Photo: @janosmschmidt/World Triathlon
By Kent Gray/Triathlon.kiwi
A magnificent sign-off to a statement season.
Dylan McCullough is celebrating his first World Cup medal after finishing second to breakout Brit Hugo Milner in Miyazaki.
The 22-year-old Aucklander bagged US$6000 (NZ$10,321) for the silver but the fiscal reward paled in significance to the confidence boost of a maiden podium in a stacked field at World Triathlon’s second tier and the resulting world and Olympic Games ranking points boost.
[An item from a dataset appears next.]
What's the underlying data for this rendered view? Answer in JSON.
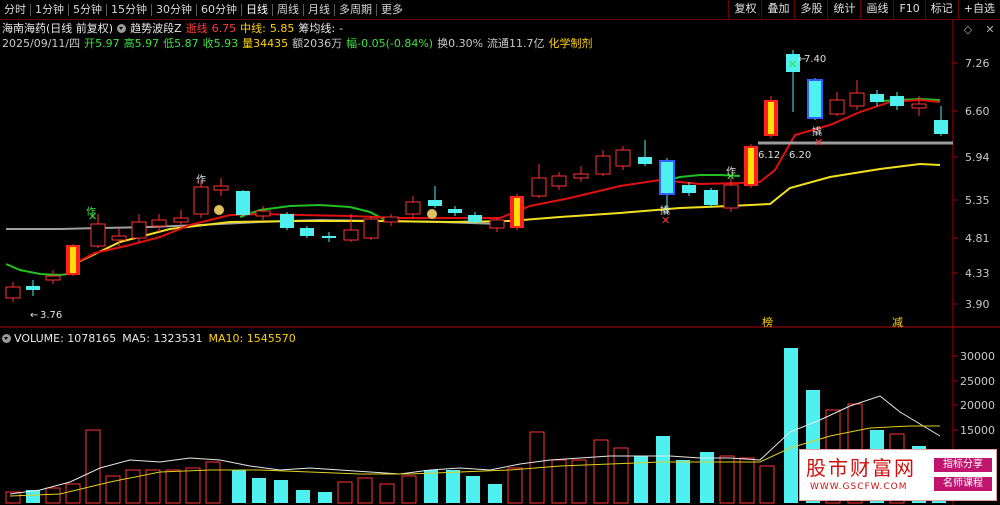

McCullough’s World Triathlon ranking, 45th going into Saturday’s race, is on a steady ascent on the back of three World Cup top 10s in as many weeks in China, South Korea and Japan.
He was desperate to podium after 4th placings at New Plymouth in March and in Tangyeong last weekend and showed it was camera hogging efforts in each disclipine. It’s a super satisfying way to cap a season that has also seen the quiet achiever claim the Oceania U23 sprint title, a World Triathlon Championship Series (WTCS) best 12th in Sunderland and a U23 Mixed Relay World Championship bronze.
“Yeah, I’m so stoked to be on the podium today,” McCullough said on Triathlonlive.tv.
“It was 4th in New Plymouth at the start of the year, 9th in Chengdu and 4th last weekend in Tongyeong so to get silver today, I’m super happy. It’s perfect time because it is the end of the season and I’m on holidays now so it couldn’t have ended any better way.”
McCullough was a race long protagonist, leading the standard distance race out of the water with noted Hungarian fish Márk Dévay and driving the bike early before sagely sitting in with the breakaway too large to get organised. He then made a break for gold just after the halfway mark of 10km run, going off the front solo for one and a half laps. But the 10 second lead McCullough established was not quite enough with Milner and Portugal’s Richardo Batista running the gassed Kiwi down with 750m to go.
A penalty slapped on Batista and served just before the blue carpet was a surprise bonus for McCullough who completed the 1500m swim, 40km bike and 10km run in 1:47:50 to finish four seconds adrift of first time World Cup winner Milner.
Was that the tactical plan, Dylan, to go out solo midway through the run?
“Not really, no,” McCullough said with trademark frankness after clocking 30:44 for the 10km compared to Milner’s 29:33 split and third placed Lasse Nygaard Priester’s (GER) 29:43.
“I dunno, running’s not really my strong point so I’m kind of new to knowing what to do with attacking and stuff. It was pretty comfortable for the first five k and I could see Hugo and [4th placed] Tyler [Mislawchuk] and a few others running up pretty quickly and I was feeling good and I knew I had to attack which I did just after 5km.
“I got a bit of a gap and just ran as hard as I could and, yeah, unfortunately lost it with, what, 750m to go or something but still super happy to silver today and I didn’t actually know Richardo had a penalty until just before the finish line so it was a bonus as well.”
Saxon Morgan, battling sickness since Tangyeong, was 38th in Miyazaki with Trent Thorpe recording a DNF.
But the day belonged to McCullough in what was a strong field of men motivated by Olympic ranking points.
“It’s really important with the Olympic qualifying period to get some good points and today was a super stacked field, like I think I’m 45th world ranking and I was [only] ranked 15th in the race so a lot of the top guys are here,” McCullough said.
“So yeah, to perform this weekend and last weekend in Tongyeong in two very good fields, I’m over the moon about that.”